A question of timing

While air pollution in South Asian mega cities like Delhi is a year-round issue, says Pallavi Pant, senior scientist at the non-profit Health Effects Institute in Boston, US, the seasonality of its intensity means air quality often falls to the bottom of the political agenda.

“In winter [when smog engulfs Delhi], everyone pays attention, but come April most people will forget about it,” says Pant. Yet studies which have examined the sources of atmospheric pollution throughout the year show that the air in Delhi is never clean. The project manager who spoke with The Third Pole referenced recent data which shows that between 45- to 50% percent of its toxic particulate matter in the city’s air comes from vehicles, while construction and road dust contribute 30 to 35% percent of the total, all activities that never stop.

The other side of the story, Pant says, is that for a city as polluted as Delhi, even the most aggressive policy intervention wouldn’t lead to major results for at least a few years: “Even if we did every single thing right, we're going to need a time horizon in which we will see air quality begin to improve.”

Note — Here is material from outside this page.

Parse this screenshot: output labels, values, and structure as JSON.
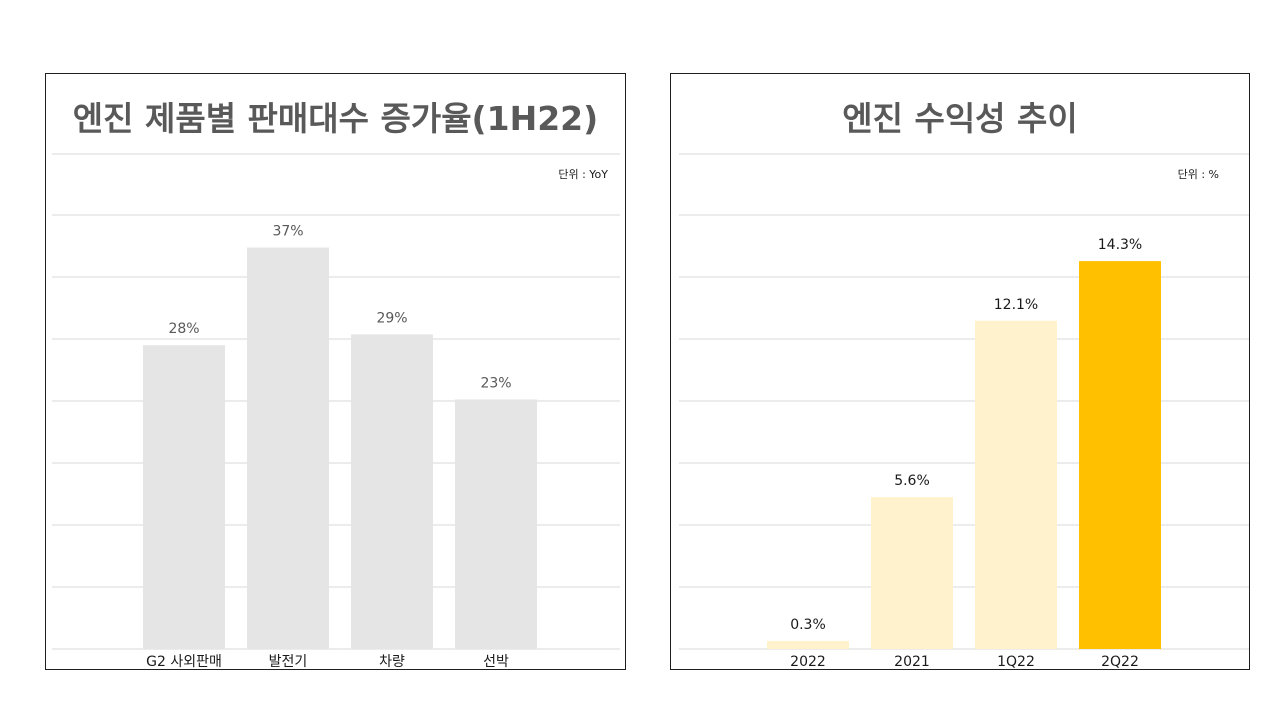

One such example of an aggressive intervention is the Bharat Stage VI emission standards, which covers cars, scooters, trucks and most light and heavy duty vehicles on Indian roads. The national policy, which targets tailpipe emissions such as nitrogen oxides and fine particulate matter, entered into effect in 2020. The new standards were implemented to replace the Stage IV phase, skipping Stage V altogether to get the regulations in line with those adopted by the European Union. To date, they represent one of India’s most aggressive efforts against air pollution.

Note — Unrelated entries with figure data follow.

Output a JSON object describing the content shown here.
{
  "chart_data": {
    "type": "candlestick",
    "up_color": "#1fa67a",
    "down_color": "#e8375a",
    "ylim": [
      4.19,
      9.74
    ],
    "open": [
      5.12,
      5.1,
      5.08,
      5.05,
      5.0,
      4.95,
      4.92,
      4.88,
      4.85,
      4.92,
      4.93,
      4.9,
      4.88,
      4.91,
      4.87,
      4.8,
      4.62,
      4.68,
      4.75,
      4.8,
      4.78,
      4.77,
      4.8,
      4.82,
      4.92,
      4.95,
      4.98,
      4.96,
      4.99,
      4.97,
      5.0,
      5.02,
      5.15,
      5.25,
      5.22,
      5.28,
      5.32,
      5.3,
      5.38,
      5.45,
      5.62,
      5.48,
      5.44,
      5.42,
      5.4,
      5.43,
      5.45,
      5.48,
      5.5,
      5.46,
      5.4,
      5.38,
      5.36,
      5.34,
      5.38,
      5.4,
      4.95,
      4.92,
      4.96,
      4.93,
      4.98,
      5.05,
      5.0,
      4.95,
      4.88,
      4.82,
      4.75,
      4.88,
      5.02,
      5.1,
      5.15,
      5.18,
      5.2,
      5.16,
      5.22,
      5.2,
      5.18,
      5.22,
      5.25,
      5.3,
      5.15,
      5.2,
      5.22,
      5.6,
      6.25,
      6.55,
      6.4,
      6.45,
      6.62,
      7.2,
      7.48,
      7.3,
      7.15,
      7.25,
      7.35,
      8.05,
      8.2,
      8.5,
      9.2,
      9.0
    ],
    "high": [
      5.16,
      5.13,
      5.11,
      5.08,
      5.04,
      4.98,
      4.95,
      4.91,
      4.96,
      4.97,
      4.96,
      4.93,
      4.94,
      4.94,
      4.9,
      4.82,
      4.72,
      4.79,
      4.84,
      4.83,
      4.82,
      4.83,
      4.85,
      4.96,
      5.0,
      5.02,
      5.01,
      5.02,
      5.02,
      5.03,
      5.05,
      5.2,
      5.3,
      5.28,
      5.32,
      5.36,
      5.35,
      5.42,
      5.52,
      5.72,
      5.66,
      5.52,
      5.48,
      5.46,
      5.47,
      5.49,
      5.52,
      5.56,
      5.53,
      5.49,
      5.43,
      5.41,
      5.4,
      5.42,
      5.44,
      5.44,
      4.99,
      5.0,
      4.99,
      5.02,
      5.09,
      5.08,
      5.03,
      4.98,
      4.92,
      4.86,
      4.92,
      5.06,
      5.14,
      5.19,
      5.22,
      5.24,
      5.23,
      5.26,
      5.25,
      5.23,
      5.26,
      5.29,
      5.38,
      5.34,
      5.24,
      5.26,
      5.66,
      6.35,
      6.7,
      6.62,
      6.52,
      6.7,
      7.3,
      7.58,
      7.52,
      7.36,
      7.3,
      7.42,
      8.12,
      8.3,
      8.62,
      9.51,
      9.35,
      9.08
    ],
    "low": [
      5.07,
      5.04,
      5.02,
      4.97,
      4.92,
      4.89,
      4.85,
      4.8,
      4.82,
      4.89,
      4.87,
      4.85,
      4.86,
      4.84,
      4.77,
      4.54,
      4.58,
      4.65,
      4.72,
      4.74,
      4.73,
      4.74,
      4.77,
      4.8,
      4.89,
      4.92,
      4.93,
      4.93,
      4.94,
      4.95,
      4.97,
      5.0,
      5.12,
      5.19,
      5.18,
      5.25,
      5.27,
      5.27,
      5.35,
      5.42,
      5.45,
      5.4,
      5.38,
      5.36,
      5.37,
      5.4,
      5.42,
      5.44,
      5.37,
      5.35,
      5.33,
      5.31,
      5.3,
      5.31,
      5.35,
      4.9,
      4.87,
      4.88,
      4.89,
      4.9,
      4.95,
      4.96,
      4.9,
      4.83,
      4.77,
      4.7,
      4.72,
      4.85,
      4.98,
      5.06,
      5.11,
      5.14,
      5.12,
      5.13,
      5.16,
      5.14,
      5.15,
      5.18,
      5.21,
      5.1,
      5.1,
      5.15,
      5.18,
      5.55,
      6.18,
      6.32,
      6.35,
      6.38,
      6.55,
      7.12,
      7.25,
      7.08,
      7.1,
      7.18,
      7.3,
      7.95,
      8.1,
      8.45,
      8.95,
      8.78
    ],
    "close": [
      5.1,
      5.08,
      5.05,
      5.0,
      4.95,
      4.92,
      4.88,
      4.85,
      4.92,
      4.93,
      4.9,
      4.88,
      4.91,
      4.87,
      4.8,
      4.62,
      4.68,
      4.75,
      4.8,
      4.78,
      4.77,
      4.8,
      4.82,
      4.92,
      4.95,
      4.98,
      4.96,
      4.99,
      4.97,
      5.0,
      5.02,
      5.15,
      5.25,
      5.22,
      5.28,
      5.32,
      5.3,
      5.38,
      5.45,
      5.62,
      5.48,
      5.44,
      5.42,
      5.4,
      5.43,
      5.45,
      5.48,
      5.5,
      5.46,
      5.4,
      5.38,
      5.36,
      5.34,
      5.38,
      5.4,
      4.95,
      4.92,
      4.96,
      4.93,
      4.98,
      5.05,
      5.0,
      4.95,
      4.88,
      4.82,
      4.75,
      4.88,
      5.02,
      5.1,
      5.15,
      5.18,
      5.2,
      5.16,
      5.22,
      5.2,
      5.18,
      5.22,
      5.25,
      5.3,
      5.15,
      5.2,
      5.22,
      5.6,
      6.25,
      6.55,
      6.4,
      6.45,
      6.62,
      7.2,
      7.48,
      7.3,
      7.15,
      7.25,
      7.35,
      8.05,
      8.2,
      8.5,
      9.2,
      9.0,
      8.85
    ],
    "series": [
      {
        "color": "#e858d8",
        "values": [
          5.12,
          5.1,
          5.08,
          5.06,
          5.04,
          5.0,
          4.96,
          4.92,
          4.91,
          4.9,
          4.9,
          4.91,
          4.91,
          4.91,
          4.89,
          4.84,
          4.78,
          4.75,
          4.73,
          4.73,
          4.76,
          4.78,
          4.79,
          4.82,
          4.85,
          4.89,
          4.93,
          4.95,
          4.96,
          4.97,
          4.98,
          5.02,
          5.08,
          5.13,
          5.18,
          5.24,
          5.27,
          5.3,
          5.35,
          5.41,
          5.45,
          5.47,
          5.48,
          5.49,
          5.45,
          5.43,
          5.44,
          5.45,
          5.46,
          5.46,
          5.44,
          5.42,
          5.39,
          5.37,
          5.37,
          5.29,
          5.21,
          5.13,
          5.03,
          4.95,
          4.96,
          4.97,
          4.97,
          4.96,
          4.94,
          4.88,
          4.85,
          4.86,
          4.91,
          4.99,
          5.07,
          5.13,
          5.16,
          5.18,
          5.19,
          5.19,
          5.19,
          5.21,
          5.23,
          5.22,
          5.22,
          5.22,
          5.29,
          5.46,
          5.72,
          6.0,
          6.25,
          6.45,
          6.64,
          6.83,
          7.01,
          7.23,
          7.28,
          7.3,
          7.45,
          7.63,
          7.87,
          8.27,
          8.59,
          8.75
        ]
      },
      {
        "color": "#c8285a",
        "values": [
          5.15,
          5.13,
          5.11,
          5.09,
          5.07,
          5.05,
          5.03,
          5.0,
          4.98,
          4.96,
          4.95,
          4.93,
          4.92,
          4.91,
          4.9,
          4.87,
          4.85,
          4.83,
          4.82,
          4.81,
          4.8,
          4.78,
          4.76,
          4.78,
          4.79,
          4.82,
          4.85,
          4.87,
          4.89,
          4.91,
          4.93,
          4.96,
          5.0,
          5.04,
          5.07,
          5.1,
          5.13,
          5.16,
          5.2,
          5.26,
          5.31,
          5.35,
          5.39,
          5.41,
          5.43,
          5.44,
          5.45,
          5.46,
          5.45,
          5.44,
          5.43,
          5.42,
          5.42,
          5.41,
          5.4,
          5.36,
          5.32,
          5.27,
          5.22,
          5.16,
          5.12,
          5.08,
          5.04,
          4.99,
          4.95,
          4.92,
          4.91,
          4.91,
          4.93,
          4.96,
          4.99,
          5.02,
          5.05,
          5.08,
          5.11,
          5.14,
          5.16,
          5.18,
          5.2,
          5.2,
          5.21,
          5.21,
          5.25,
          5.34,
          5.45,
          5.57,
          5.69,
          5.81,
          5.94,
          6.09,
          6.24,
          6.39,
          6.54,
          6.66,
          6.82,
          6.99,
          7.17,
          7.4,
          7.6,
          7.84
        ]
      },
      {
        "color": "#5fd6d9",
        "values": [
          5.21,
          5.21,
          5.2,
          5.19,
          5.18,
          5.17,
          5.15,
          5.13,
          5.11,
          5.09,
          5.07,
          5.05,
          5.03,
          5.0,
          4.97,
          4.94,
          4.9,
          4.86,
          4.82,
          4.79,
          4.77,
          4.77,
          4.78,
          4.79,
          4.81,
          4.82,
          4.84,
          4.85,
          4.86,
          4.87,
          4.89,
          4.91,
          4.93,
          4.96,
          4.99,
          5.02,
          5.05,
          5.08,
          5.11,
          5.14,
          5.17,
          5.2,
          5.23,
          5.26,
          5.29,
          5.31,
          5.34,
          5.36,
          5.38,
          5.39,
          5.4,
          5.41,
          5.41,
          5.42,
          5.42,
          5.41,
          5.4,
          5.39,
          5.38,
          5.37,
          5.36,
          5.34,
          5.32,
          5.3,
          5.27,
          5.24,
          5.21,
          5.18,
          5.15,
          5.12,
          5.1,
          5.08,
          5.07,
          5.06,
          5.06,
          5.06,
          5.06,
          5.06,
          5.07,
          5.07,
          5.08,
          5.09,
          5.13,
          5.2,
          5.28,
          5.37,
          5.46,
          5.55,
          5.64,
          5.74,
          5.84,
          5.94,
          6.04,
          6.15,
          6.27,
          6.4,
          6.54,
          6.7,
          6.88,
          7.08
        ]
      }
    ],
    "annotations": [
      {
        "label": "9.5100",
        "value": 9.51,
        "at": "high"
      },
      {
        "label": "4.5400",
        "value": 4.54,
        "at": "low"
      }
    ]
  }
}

“New vehicles sold today are Bharat Stage VI compliant, but not everybody is going to buy a new car,” Pant explains. “India’s fleet is not going to change overnight, but over time the policy is going to have a big impact,” she adds, especially in places like Delhi which already poses restrictions on the type of vehicles circulating in the city, penalising the oldest and more polluting models.

Better monitoring to tackle Delhi’s air pollution crisis

Despite policy missteps, Delhi is setting an example in terms of understanding the nature and dynamics of the toxic air enveloping its community. While the situation is far from optimal, “over the past ten years there have been improvements in air quality monitoring,” Pant says. “Today, we have the traditional monitors installed in many more places,” she explains, “but the government is also considering the use of satellite data to identify areas that require urgent attention.” 

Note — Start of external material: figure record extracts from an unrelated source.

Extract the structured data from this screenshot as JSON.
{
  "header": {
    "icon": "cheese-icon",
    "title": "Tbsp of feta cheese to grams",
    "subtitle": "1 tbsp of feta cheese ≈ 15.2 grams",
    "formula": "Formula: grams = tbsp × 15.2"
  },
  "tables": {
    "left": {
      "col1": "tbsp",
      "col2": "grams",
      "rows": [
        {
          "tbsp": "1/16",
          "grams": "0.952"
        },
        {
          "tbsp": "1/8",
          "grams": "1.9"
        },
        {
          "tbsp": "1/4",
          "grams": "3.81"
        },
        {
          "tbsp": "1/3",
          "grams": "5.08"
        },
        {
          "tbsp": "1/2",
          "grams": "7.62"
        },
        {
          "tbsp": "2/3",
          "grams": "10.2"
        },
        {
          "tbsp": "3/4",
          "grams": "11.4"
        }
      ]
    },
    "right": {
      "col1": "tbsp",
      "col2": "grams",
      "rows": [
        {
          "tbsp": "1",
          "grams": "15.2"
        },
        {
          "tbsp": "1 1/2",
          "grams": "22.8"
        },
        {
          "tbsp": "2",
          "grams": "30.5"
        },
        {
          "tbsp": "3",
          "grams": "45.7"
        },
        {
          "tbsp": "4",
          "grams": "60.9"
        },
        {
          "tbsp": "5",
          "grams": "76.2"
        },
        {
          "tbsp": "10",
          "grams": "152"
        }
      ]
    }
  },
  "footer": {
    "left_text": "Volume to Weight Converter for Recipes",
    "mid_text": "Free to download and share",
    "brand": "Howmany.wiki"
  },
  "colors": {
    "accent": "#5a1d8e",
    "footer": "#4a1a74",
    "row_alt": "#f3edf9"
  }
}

As well as better monitoring, pollution forecasting technologies are increasingly available, says the project manager. The problem is turning information into effective action. For the future, “I am imagining a system which combines live emissions data [with] data on pollution sources – live data from all the city’s construction sites and industries.” The system wouldn’t just return detailed information, but would analyse it, providing targeted recommendations on viable emergency measures, such as limiting traffic or halting construction work for a few days before the bad air strikes. 

Many of these technological tools are already available or within reach for India, says the project manager. But governments still need to work on comprehensive policies targeting the problem in its entirety, including investing in specialised workforces and increasing citizens’ engagement. “Any policy that we come up with will be almost useless if it remains on paper,” they say.